A little farther and Jack stopped short. He held up a finger as if to tell Joel not to say anything. But that worthy was crouching there, listening as if petrified, while a look of astonishment bordering on consternation began to hold sway in his face.
The truth of the matter was both boys had caught a series of giggles, and sounds of low laughter, which undoubtedly came from the direction of that particular tree; and what struck them as a staggering fact was that these gurgling noises seemed to be of a girlish character, rather than to proceed from boys.
Then Jack made a gesture with his crooked finger, and both of them again commenced to creep softly along, wondering what effect their coming would have upon the fair watchers perched in the lower crotch of the giant oak with the spreading branches.
CHAPTER VII
STRANGE FRUIT FOR A TREE TO BEAR
"Oh! girls, you just ought to have seen Fred Badger run with the ball then! They all chased after him, but he dodged them like everything. If the boys win that game from Marshall I'm sure Fred's going to have a lot to do with it!"
Joel chuckled at hearing one girl say that, for he recognized the voice of pretty little Mollie Skinner, on whom it was said the Fred mentioned was rather sweet, since he always accompanied her to choir meeting, and when they had a dance out in the country, she invariably went with Fred. "Well, I don't know what Fred Badger has got over Steve Mullane, or Jack Winters, or even Joel Jackman," said another voice, rather cynically, as though the speaker did not wholly subscribe to Mollie's view that Fred stood out as a shining mark above the rest of the bunch of struggling players.
Joel chuckled again. It tickled him to be mentioned at all by one of the fair watchers in the tree, even though with such a doubtful compliment as "even Joel Jackman!" would imply.
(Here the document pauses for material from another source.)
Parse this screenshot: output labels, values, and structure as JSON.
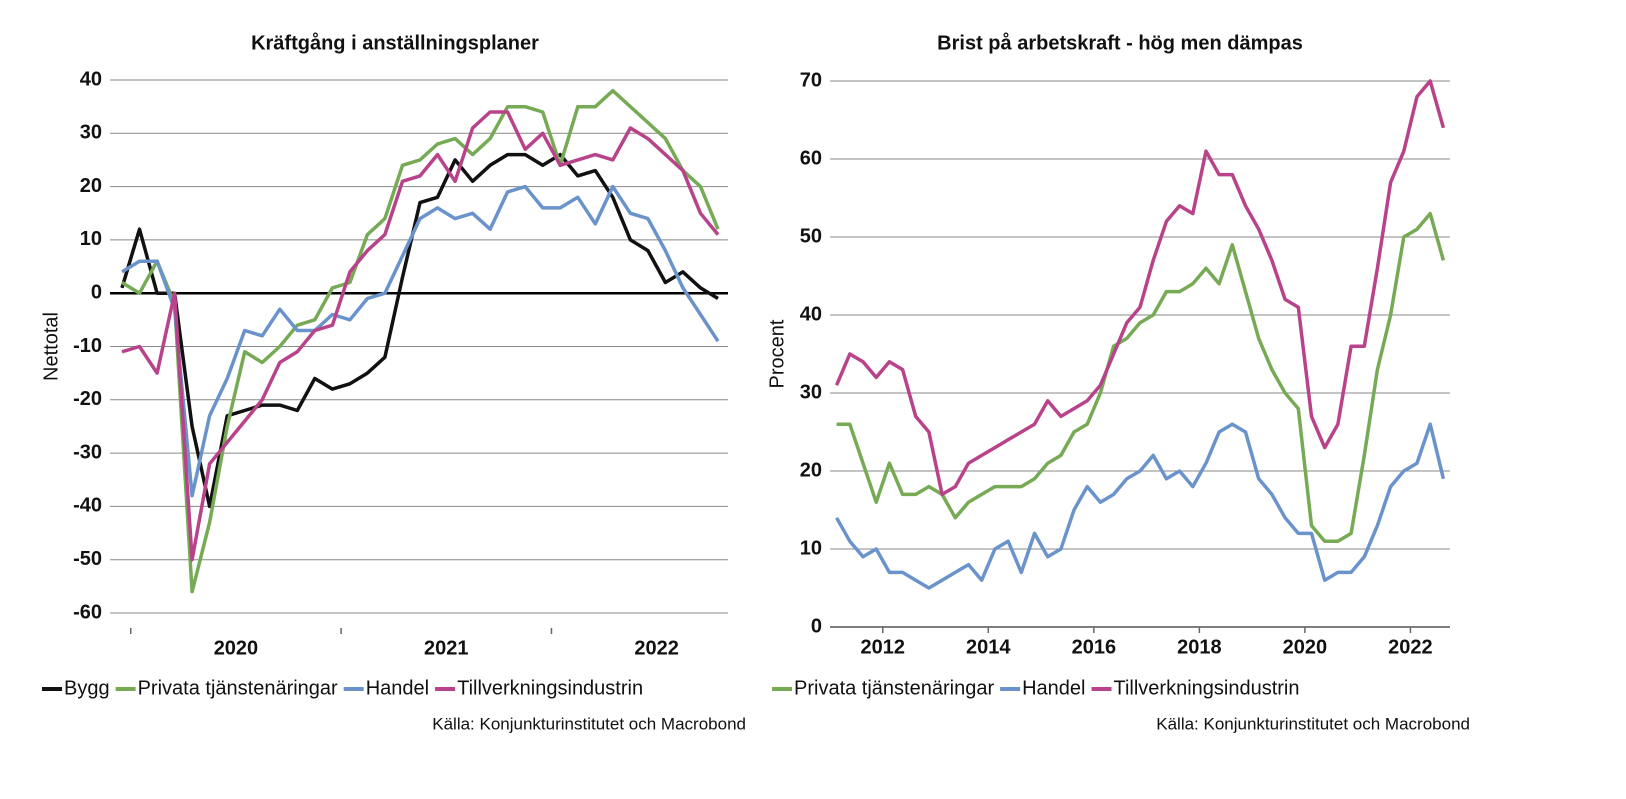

"But I'm beginning to get tired of sitting here in this ridiculous fashion," said a third one, dolefully, "and taking turns at peeking through Mollie's mother's opera-glasses. I wouldn't have come only I felt so much interest in our boys this year. It's their first appearance on the gridiron, and I'm just wild to see them beat that bragging old Harmony. As to Marshall, I just know Chester will put those fellows down where they belong, at the foot of the class, without half trying."
"Neither would I have gone to all this trouble," spoke up the fair and spirited Mollie, "only for that silly letter my friend in Harmony wrote me, saying that it was a foregone conclusion Harmony would sweep the earth this year because their team had been terribly strengthened. In fact she gave me to understand that everything, even to the crepe, had been ordered for poor little new beginner Chester. It kept me awake most all last night; and I felt so much excited that I just had to get you girls to come out here and see what our gallant boys were doing."